From sentences to chapters
With shared mutation data and overall sequence data supporting the same phylogeny for these species, we can go on to further test this hypothesis using genome structure – the spatial organization of genes on chromosomes, or “chapters” to return to our copied book analogy. As for the shared mutation data, the similarities and differences we observe are expected to fall into either shared features (in the predicted pattern) or unique features (that arose once species had separated from other species). Overall, when comparing chromosome structure for all four species (PDF), we see that these expectations are met. When comparing chromosome structure, humans are most similar to chimpanzees, less so to gorillas, and even less so to orangutans, as expected.
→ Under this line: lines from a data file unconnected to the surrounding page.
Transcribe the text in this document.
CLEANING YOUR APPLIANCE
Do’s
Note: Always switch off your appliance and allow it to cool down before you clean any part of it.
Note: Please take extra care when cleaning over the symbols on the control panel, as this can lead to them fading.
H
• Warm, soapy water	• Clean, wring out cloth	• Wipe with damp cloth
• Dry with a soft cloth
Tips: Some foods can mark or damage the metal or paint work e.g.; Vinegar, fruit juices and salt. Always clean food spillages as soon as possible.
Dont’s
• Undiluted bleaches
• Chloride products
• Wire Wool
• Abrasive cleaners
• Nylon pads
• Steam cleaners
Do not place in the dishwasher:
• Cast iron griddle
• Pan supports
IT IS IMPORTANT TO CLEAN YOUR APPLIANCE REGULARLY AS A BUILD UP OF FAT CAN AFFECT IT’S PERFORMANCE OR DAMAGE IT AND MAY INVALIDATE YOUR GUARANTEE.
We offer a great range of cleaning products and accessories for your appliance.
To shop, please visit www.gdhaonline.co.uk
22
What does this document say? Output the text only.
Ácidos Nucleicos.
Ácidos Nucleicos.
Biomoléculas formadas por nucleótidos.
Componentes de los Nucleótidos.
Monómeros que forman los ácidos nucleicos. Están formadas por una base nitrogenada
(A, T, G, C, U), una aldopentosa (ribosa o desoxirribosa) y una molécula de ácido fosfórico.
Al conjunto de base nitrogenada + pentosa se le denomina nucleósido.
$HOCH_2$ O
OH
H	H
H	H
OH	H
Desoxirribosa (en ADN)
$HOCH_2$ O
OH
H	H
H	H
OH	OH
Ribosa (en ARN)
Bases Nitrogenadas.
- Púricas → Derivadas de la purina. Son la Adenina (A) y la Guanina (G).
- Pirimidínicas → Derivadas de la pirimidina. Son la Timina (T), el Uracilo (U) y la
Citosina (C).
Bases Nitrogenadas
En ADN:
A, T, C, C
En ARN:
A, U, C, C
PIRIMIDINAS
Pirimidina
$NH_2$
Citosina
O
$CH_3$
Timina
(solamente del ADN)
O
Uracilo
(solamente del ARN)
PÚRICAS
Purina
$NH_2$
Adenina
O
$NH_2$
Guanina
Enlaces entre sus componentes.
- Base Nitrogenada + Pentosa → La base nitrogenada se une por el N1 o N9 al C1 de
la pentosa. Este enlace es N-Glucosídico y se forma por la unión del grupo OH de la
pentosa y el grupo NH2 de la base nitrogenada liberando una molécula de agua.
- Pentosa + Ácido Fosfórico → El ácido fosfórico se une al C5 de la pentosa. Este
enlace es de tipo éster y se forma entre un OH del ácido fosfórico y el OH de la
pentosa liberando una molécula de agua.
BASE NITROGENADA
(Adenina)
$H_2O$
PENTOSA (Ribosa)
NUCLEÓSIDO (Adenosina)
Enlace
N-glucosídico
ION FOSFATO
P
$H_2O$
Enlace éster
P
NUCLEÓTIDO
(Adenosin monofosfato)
To illustrate this pattern with a specific example, let’s return to the major chromosome structural difference between humans and great apes, the fusion event that led to human chromosome 2. As we have discussed previously, the fused chromosome is present in humans but not chimpanzees, gorillas or orangutans - meaning that it occurred after the human lineage separated from the chimpanzee lineage. Closer examination of this region in gorillas and orangutans reveals an additional difference: a portion of this region is inverted in the human and chimpanzee genomes (outlined in red) when compared with the equivalent region in gorillas and orangutans (outlined in blue):
So, humans are the most similar to chimpanzees (the most regions line up) and less so to the other apes, as expected. The differences we see are also easily mapped on to the phylogeny provided by the other lines of evidence. Since the inversion event is common to both humans and chimpanzees (but not present in the other species), it likely occurred in the human/chimpanzee common ancestral population after it parted ways with the lineage leading to gorillas. The fusion event would occur later, on the lineage leading to humans (and as we have seen, be shared by other species more closely related to humans than great apes). As expected, the phylogeny predicted using chromosome structure data alone matches the phylogeny predicted from the other lines of evidence:
Summing up and looking ahead
As we discussed at the beginning of this series, a good theory (in the scientific sense) is one that is supported by multiple lines of evidence and readily makes accurate predictions. With the advent of modern comparative genomics, evolutionary theory has shown itself to be robust in ways that Darwin could not have imagined. We can say with confidence that we share ancestors with other species, and that this conclusion is not (at all) likely to change, even as new information comes in.
In the next post in this series, we will turn our attention to features that do not fit neatly into predicted phylogenies. Far from being a problem (as frequently claimed by those opposed to evolution), these features are a wealth of information that reveal even more about our past.